What follows is a very long and strange trip down the rabbit hole of mental illness and obsession. Grace hires a private detective (Charles Durning). He discovers the location of the body and follows it while Grace investigates the Blanchion twins. The most disturbing thing Grace finds out is that when the twins were separated, Dominique—the twin she is sure she saw kill the man in Danielle’s apartment—died on the operating table. From here, things go very far down that rabbit hole indeed.

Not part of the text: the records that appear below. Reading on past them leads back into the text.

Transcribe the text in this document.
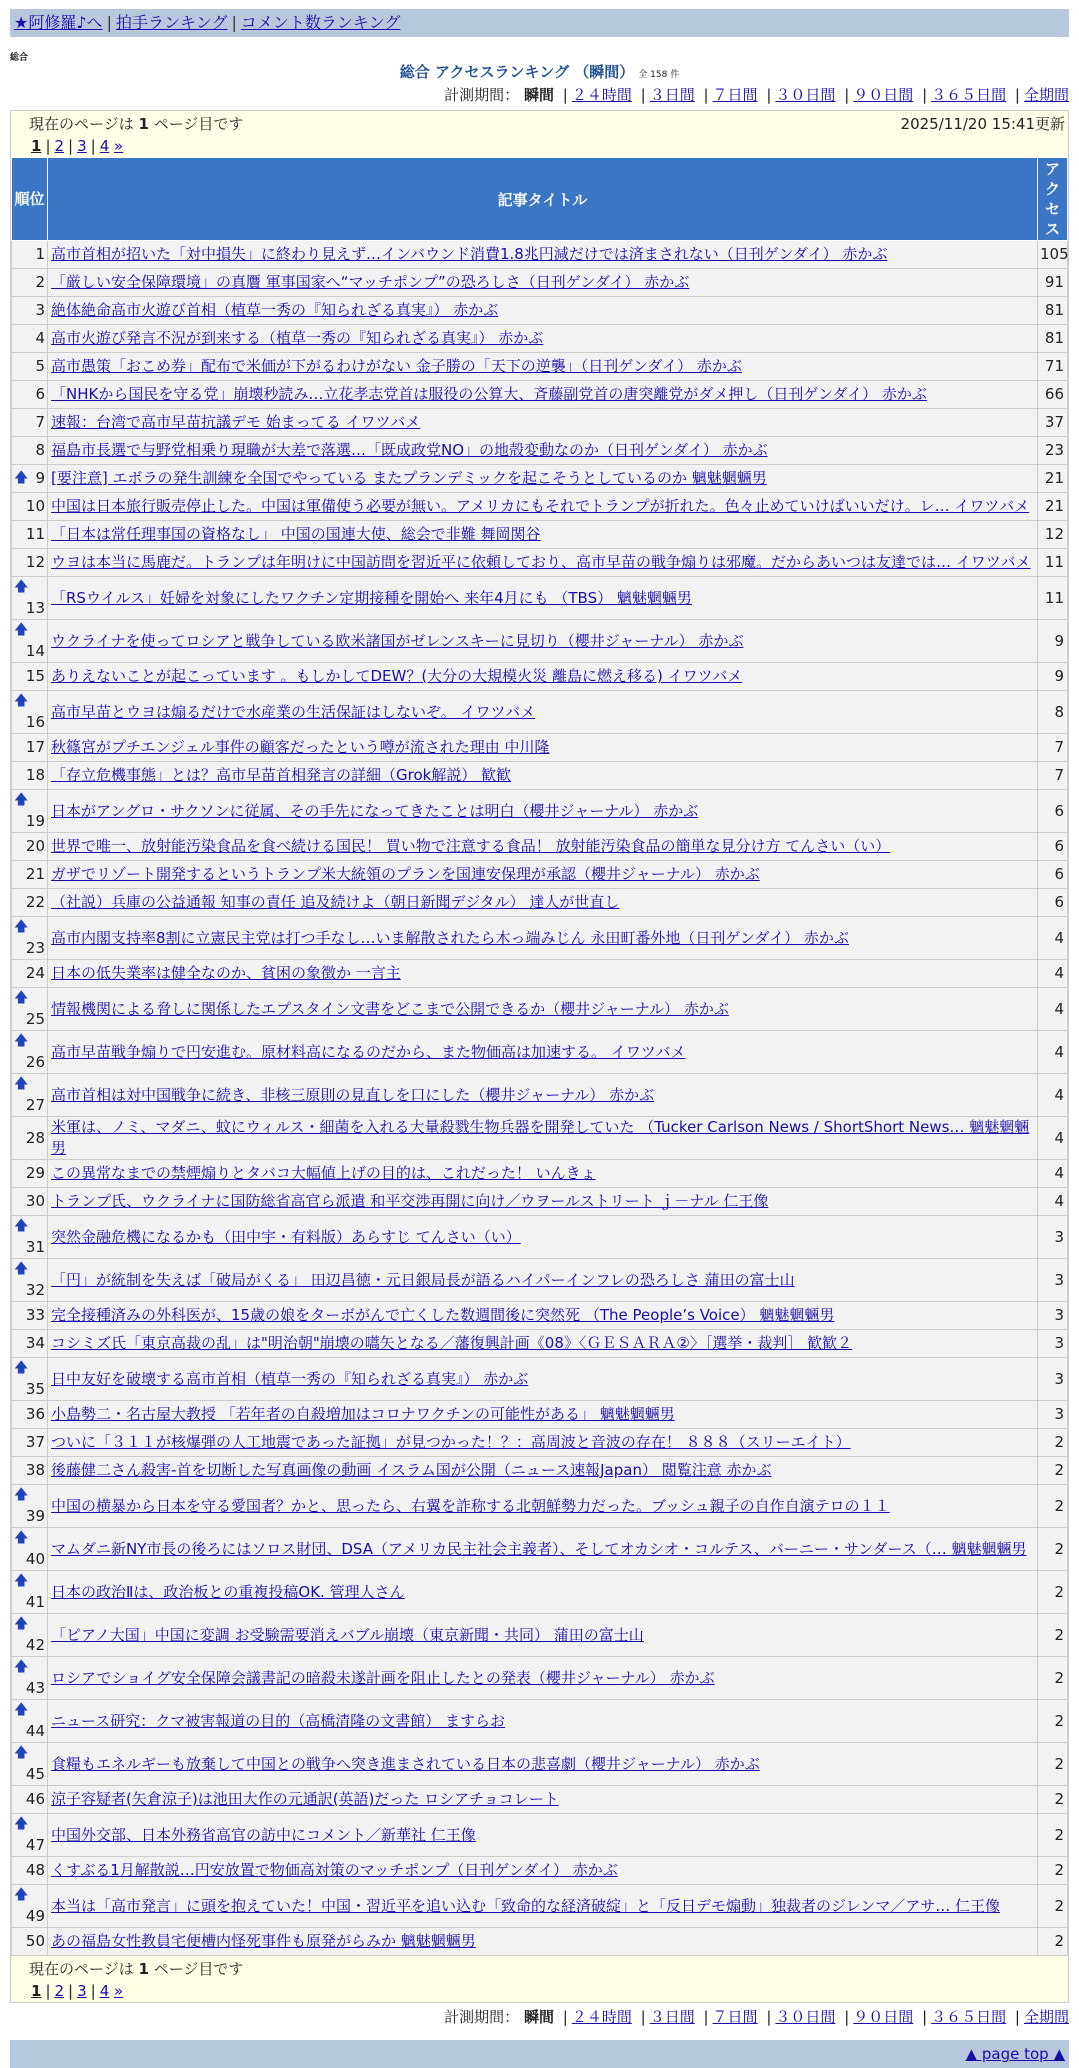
★阿修羅♪へ | 拍手ランキング | コメント数ランキング
総合
総合 アクセスランキング （瞬間） 全 158 件
計測期間： 瞬間 | ２４時間 | ３日間 | ７日間 | ３０日間 | ９０日間 | ３６５日間 | 全期間
現在のページは 1 ページ目です	2025/11/20 15:41更新
1 | 2 | 3 | 4 »
順位	記事タイトル	アクセス
1	高市首相が招いた「対中損失」に終わり見えず…インバウンド消費1.8兆円減だけでは済まされない（日刊ゲンダイ） 赤かぶ	105
2	「厳しい安全保障環境」の真贋 軍事国家へ“マッチポンプ”の恐ろしさ（日刊ゲンダイ） 赤かぶ	91
3	絶体絶命高市火遊び首相（植草一秀の『知られざる真実』） 赤かぶ	81
4	高市火遊び発言不況が到来する（植草一秀の『知られざる真実』） 赤かぶ	81
5	高市愚策「おこめ券」配布で米価が下がるわけがない 金子勝の「天下の逆襲」（日刊ゲンダイ） 赤かぶ	71
6	「NHKから国民を守る党」崩壊秒読み…立花孝志党首は服役の公算大、斉藤副党首の唐突離党がダメ押し（日刊ゲンダイ） 赤かぶ	66
7	速報：台湾で高市早苗抗議デモ 始まってる イワツバメ	37
8	福島市長選で与野党相乗り現職が大差で落選…「既成政党NO」の地殻変動なのか（日刊ゲンダイ） 赤かぶ	23

🡅 9	[要注意] エボラの発生訓練を全国でやっている またプランデミックを起こそうとしているのか 魑魅魍魎男	21
10	中国は日本旅行販売停止した。中国は軍備使う必要が無い。アメリカにもそれでトランプが折れた。色々止めていけばいいだけ。レ… イワツバメ	21
11	「日本は常任理事国の資格なし」 中国の国連大使、総会で非難 舞岡関谷	12
12	ウヨは本当に馬鹿だ。トランプは年明けに中国訪問を習近平に依頼しており、高市早苗の戦争煽りは邪魔。だからあいつは友達では… イワツバメ	11

🡅
13	「RSウイルス」妊婦を対象にしたワクチン定期接種を開始へ 来年4月にも （TBS） 魑魅魍魎男	11

🡅
14	ウクライナを使ってロシアと戦争している欧米諸国がゼレンスキーに見切り（櫻井ジャーナル） 赤かぶ	9
15	ありえないことが起こっています 。もしかしてDEW？(大分の大規模火災 離島に燃え移る) イワツバメ	9

🡅
16	高市早苗とウヨは煽るだけで水産業の生活保証はしないぞ。 イワツバメ	8
17	秋篠宮がプチエンジェル事件の顧客だったという噂が流された理由 中川隆	7
18	「存立危機事態」とは？高市早苗首相発言の詳細（Grok解説） 歓歓	7

🡅
19	日本がアングロ・サクソンに従属、その手先になってきたことは明白（櫻井ジャーナル） 赤かぶ	6
20	世界で唯一、放射能汚染食品を食べ続ける国民！ 買い物で注意する食品！ 放射能汚染食品の簡単な見分け方 てんさい（い）	6
21	ガザでリゾート開発するというトランプ米大統領のプランを国連安保理が承認（櫻井ジャーナル） 赤かぶ	6
22	（社説）兵庫の公益通報 知事の責任 追及続けよ（朝日新聞デジタル） 達人が世直し	6

🡅
23	高市内閣支持率8割に立憲民主党は打つ手なし…いま解散されたら木っ端みじん 永田町番外地（日刊ゲンダイ） 赤かぶ	4
24	日本の低失業率は健全なのか、貧困の象徴か 一言主	4

🡅
25	情報機関による脅しに関係したエプスタイン文書をどこまで公開できるか（櫻井ジャーナル） 赤かぶ	4

🡅
26	高市早苗戦争煽りで円安進む。原材料高になるのだから、また物価高は加速する。 イワツバメ	4

🡅
27	高市首相は対中国戦争に続き、非核三原則の見直しを口にした（櫻井ジャーナル） 赤かぶ	4
28	米軍は、ノミ、マダニ、蚊にウィルス・細菌を入れる大量殺戮生物兵器を開発していた （Tucker Carlson News / ShortShort News… 魑魅魍魎男	4
29	この異常なまでの禁煙煽りとタバコ大幅値上げの目的は、これだった！ いんきょ	4
30	トランプ氏、ウクライナに国防総省高官ら派遣 和平交渉再開に向け／ウヲールストリート ｊ－ナル 仁王像	4

🡅
31	突然金融危機になるかも（田中宇・有料版）あらすじ てんさい（い）	3

🡅
32	「円」が統制を失えば「破局がくる」 田辺昌徳・元日銀局長が語るハイパーインフレの恐ろしさ 蒲田の富士山	3
33	完全接種済みの外科医が、15歳の娘をターボがんで亡くした数週間後に突然死 （The People’s Voice） 魑魅魍魎男	3
34	コシミズ氏「東京高裁の乱」は"明治朝"崩壊の嚆矢となる／藩復興計画《08》〈ＧＥＳＡＲＡ②〉［選挙・裁判］ 歓歓２	3

🡅
35	日中友好を破壊する高市首相（植草一秀の『知られざる真実』） 赤かぶ	3
36	小島勢二・名古屋大教授 「若年者の自殺増加はコロナワクチンの可能性がある」 魑魅魍魎男	3
37	ついに「３１１が核爆弾の人工地震であった証拠」が見つかった！？：高周波と音波の存在！ ８８８（スリーエイト）	2
38	後藤健二さん殺害-首を切断した写真画像の動画 イスラム国が公開（ニュース速報Japan） 閲覧注意 赤かぶ	2

🡅
39	中国の横暴から日本を守る愛国者？かと、思ったら、右翼を詐称する北朝鮮勢力だった。ブッシュ親子の自作自演テロの１１	2

🡅
40	マムダニ新NY市長の後ろにはソロス財団、DSA（アメリカ民主社会主義者）、そしてオカシオ・コルテス、バーニー・サンダース（… 魑魅魍魎男	2

🡅
41	日本の政治Ⅱは、政治板との重複投稿OK. 管理人さん	2

🡅
42	「ピアノ大国」中国に変調 お受験需要消えバブル崩壊（東京新聞・共同） 蒲田の富士山	2

🡅
43	ロシアでショイグ安全保障会議書記の暗殺未遂計画を阻止したとの発表（櫻井ジャーナル） 赤かぶ	2

🡅
44	ニュース研究：クマ被害報道の目的（高橋清隆の文書館） ますらお	2

🡅
45	食糧もエネルギーも放棄して中国との戦争へ突き進まされている日本の悲喜劇（櫻井ジャーナル） 赤かぶ	2
46	涼子容疑者(矢倉涼子)は池田大作の元通訳(英語)だった ロシアチョコレート	2

🡅
47	中国外交部、日本外務省高官の訪中にコメント／新華社 仁王像	2
48	くすぶる1月解散説…円安放置で物価高対策のマッチポンプ（日刊ゲンダイ） 赤かぶ	2

🡅
49	本当は「高市発言」に頭を抱えていた！中国・習近平を追い込む「致命的な経済破綻」と「反日デモ煽動」独裁者のジレンマ／アサ… 仁王像	2
50	あの福島女性教員宅便槽内怪死事件も原発がらみか 魑魅魍魎男	2
現在のページは 1 ページ目です
1 | 2 | 3 | 4 »
計測期間： 瞬間 | ２４時間 | ３日間 | ７日間 | ３０日間 | ９０日間 | ３６５日間 | 全期間
▲ page top ▲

Many things can be said about the films of Brian De Palma. One such thing is that he’s never been shy about bringing the gore when it fits the plot. There are multiple places in this film where violence happens suddenly and brutally. It’s surprisingly effective because of its suddenness. De Palma also plays on particular obvious and definite fears in his audience. When Grace goes investigating and discovers Danielle and Emil in a mental institution, Emil convinces the rest of the staff that she is a new patient. It’s a terrifying moment; we in the audience realize at the same moment she does that everything she says only makes her look crazier and crazier.

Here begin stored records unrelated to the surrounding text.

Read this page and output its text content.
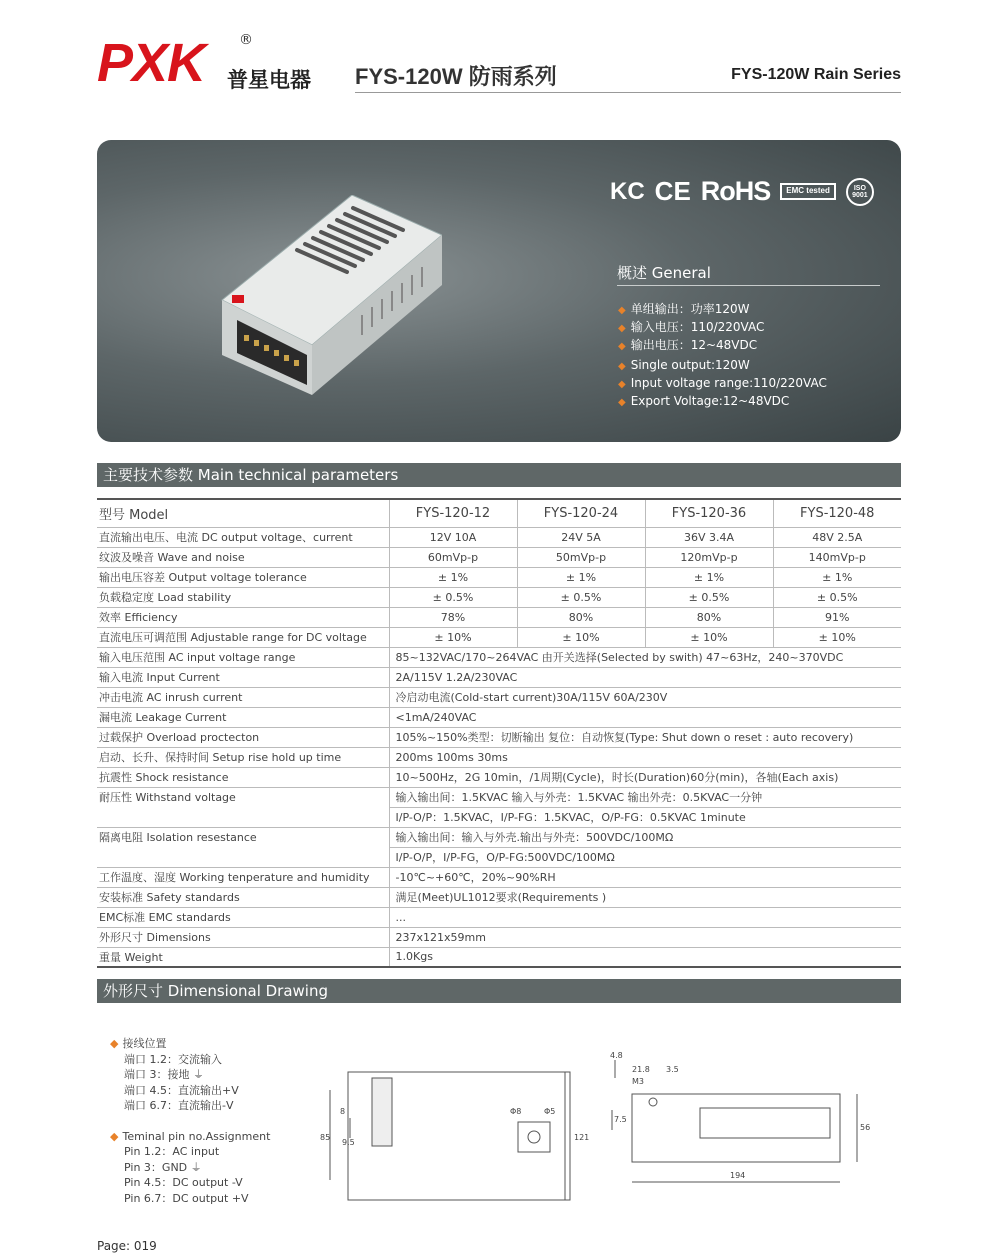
PXK ®
普星电器 FYS-120W 防雨系列	FYS-120W Rain Series
KC CE RoHS	EMC tested	ISO 9001
概述 General
◆ 单组输出：功率120W
◆ 输入电压：110/220VAC
◆ 输出电压：12~48VDC
◆ Single output:120W
◆ Input voltage range:110/220VAC
◆ Export Voltage:12~48VDC
主要技术参数 Main technical parameters
型号 Model	FYS-120-12	FYS-120-24	FYS-120-36	FYS-120-48
直流输出电压、电流 DC output voltage、current	12V 10A	24V 5A	36V 3.4A	48V 2.5A
纹波及噪音 Wave and noise	60mVp-p	50mVp-p	120mVp-p	140mVp-p
输出电压容差 Output voltage tolerance	± 1%	± 1%	± 1%	± 1%
负载稳定度 Load stability	± 0.5%	± 0.5%	± 0.5%	± 0.5%
效率 Efficiency	78%	80%	80%	91%
直流电压可调范围 Adjustable range for DC voltage	± 10%	± 10%	± 10%	± 10%
输入电压范围 AC input voltage range	85~132VAC/170~264VAC 由开关选择(Selected by swith) 47~63Hz，240~370VDC			
输入电流 Input Current	2A/115V 1.2A/230VAC			
冲击电流 AC inrush current	冷启动电流(Cold-start current)30A/115V 60A/230V			
漏电流 Leakage Current	<1mA/240VAC			
过载保护 Overload proctecton	105%~150%类型：切断输出 复位：自动恢复(Type: Shut down o reset : auto recovery)			
启动、长升、保持时间 Setup rise hold up time	200ms 100ms 30ms			
抗震性 Shock resistance	10~500Hz，2G 10min，/1周期(Cycle)，时长(Duration)60分(min)，各轴(Each axis)			
耐压性 Withstand voltage	输入输出间：1.5KVAC 输入与外壳：1.5KVAC 输出外壳：0.5KVAC一分钟			
	I/P-O/P：1.5KVAC，I/P-FG：1.5KVAC，O/P-FG：0.5KVAC 1minute			
隔离电阻 Isolation resestance	输入输出间：输入与外壳.输出与外壳：500VDC/100MΩ			
	I/P-O/P，I/P-FG，O/P-FG:500VDC/100MΩ			
工作温度、湿度 Working tenperature and humidity	-10℃~+60℃，20%~90%RH			
安装标准 Safety standards	满足(Meet)UL1012要求(Requirements )			
EMC标准 EMC standards	...			
外形尺寸 Dimensions	237x121x59mm			
重量 Weight	1.0Kgs			
外形尺寸 Dimensional Drawing
◆ 接线位置
端口 1.2：交流输入
端口 3：接地 ⏚
端口 4.5：直流输出+V
端口 6.7：直流输出-V
◆ Teminal pin no.Assignment
Pin 1.2：AC input
Pin 3：GND ⏚
Pin 4.5：DC output -V
Pin 6.7：DC output +V
85
8
9.5
121
Φ8	Φ5
4.8
21.8 3.5
M3
7.5
56
194
Page: 019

De Palma scored a massive coup when he enlisted the support of Bernard Herrmann, who crafted a score very much in the vein of his work with Hitchcock. There are several moments that evoke Hitchcock here, both in the soundtrack and in the filming, and with a plot as convoluted as this one, that is not a mistake.

If there’s a failure here, it’s the open-ended nature of the ending. We get some resolution on what actually happened, and it all makes a certain sick sense, but not all of the plot points are resolved, and several important parts of the film are left open. I genuinely don’t have a problem with this. Life, after all, is never a neat and tidy package. However, I can easily imagine that some people will take issue with certain aspects not tying up neatly.

The most interesting and innovative aspect of the film is De Palma’s use of split screen. At times, we see what is happening in two different places to give us a sense of simultaneous action. At other times, interestingly, we see two angles of the same thing, giving us two points of view of what is on the screen.

Sisters qualifies as a horror film only inasmuch as it delves heavily into mental illness and psychopathy. It’s much more of a thriller, but it’s a damn fine thriller.

Why to watch Sisters: It’s significantly messed up.
Why not to watch: Not every plot point gets handled by the end.